Bronco Mendenhall is returning to BYU for the first time since he left the school six years ago, and it is not without a touch of irony.
Mendenhall was as BYU blue as they came. His father played football for BYU. So did a brother. Mendenhall coached at BYU for 13 years, two as defensive coordinator, 11 as head coach. He preached BYU values. He embraced the honor code and the church that owned the school and everything about it. He was so gung-ho that he once announced that his players would wear messages on the backs of their uniforms in place of their names — “Spirit,” “Tradition,” “Honor” — only to back down when it became clear the players weren’t happy about it. They wore the messages for one game, homecoming.
But that was Mendenhall. He was a BYU guy. He didn’t just sell the Kool-Aid, he was drinking it.
And then he wasn’t. He suddenly left the school following the 2015 season to sign on as the head coach at Virginia. It wasn’t because he wasn’t winning — he had a won-loss record of 99-43; he had taken BYU to a bowl game in every season and five of his teams finished in the top 25 of the final polls. It wasn’t because the school showed him the door, although nobody seemed to put up much of a fight when he departed.
The problem was, the school moved the goal posts. Following his sixth season on the job (2010), the school elected to leave the Mountain West Conference and become an independent. It was BYU’s response to Utah’s departure from the Mountain West to join the Pac-12. The Cougars couldn’t find a Power Five conference that would take them, so they struck out on their own. The Cougars finished 25th in the final coaches poll of the 2011 season and never finished in the top 25 again under Mendenhall.
The move to independence led to Mendenhall’s departure.
“I don’t think it’s sustainable,” he told USA Today in February 2016. “I was trying everything I knew how to do to advance and pioneer that part. If I were to be really blunt about it, I took it as far as I could go in relation to that setting of independence.”
He continued, “There was a significant change toward the end of last season. It was pretty clear — no, that’s an understatement — it was crystal clear that I had done what I was capable of and supposed to do at BYU with the time I was there. That had maybe as much or more to do with me coming (to Virginia) as anything else.”
BYU announced last month that the school will join a conference, just weeks before Mendenhall will make his first return to Provo. The Cougars will join the Big 12 in 2023 — a move Mendenhall lobbied for when they moved to independence.
“We would love to be in the Big 12,” Mendenhall told the Austin American-Statesman in 2014. “I would love to be a member of that conference. I think that would make a lot of sense.”
Conference affiliation and the Big 12 came six years too late for Mendenhall, and he left the school to coach Virginia, which presented a challenge that was even bigger than the one he left behind. The Cavaliers had endured eight consecutive losing seasons when he became head coach.

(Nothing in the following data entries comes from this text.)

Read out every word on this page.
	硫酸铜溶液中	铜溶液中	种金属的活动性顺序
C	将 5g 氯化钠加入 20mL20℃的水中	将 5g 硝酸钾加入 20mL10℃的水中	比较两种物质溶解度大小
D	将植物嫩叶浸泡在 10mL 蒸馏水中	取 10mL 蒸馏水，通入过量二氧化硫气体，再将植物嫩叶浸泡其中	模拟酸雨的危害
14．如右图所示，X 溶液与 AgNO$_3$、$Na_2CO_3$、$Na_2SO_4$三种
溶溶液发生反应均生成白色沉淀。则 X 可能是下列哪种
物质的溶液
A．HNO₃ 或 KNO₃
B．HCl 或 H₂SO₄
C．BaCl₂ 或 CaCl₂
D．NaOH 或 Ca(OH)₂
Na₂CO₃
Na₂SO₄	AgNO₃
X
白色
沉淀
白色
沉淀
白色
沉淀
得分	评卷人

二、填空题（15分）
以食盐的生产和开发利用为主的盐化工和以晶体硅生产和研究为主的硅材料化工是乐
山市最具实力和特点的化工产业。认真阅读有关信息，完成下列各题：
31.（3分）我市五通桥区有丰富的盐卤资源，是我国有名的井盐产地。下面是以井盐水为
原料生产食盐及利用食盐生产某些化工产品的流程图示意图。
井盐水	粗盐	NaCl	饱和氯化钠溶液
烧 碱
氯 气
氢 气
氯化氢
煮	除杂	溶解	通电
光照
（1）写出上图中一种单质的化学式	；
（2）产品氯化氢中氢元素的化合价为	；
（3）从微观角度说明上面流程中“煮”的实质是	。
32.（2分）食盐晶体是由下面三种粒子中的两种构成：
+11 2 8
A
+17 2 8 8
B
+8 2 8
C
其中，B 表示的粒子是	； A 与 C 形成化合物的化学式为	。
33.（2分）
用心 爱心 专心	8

They had two more under Mendenhall, who won two games in his first season and six in his second, but the latter was enough to win a bowl berth.
The Cavaliers won eight games in Mendenhall’s third season and nine in his fourth season, and they claimed two more bowl berths (including the Orange Bowl). The Cavaliers, rebounding from a 5-5 season a year ago, will bring a 6-2 record to Provo Saturday. Mendenhall’s career head coaching record is 135-77.
After struggling through his first two seasons to right the program, Mendenhall has achieved a level of success that is similar to what he achieved at BYU — eight or nine wins per season, bowl berths, modest success in bowl games and one division championship in the Atlantic Coast Conference but no conference title.
Since 1953, Virginia has had 12 head football coaches; nine of them had losing records. Mendenhall surpassed .500 this season — he has an overall record of 36-34. He will be regarded as one of Virginia’s successful coaches, but, as he discovered at BYU, there might be limits to how high he can take the program. The Cavaliers compete in a conference that includes Clemson, North Carolina, Louisville, Miami and Virginia Tech.
In August, CBS19 News reported on the culture that Mendenhall has established at Virginia Among them are “cultural cornerstones” that come in the form of writing on walls or one-liners from the coach himself — “Earned Not Given,” “Hard Things Together,” “Family First, Last and Always.”
“We hear a quote every day you’ve got to write down,” linebacker Noah Taylor told CBS. “He’ll give you something at least once a day. Keep your notebook close by when you’re around coach Mendenhall.”
Sounds like the same guy who coached in Provo for more than a decade.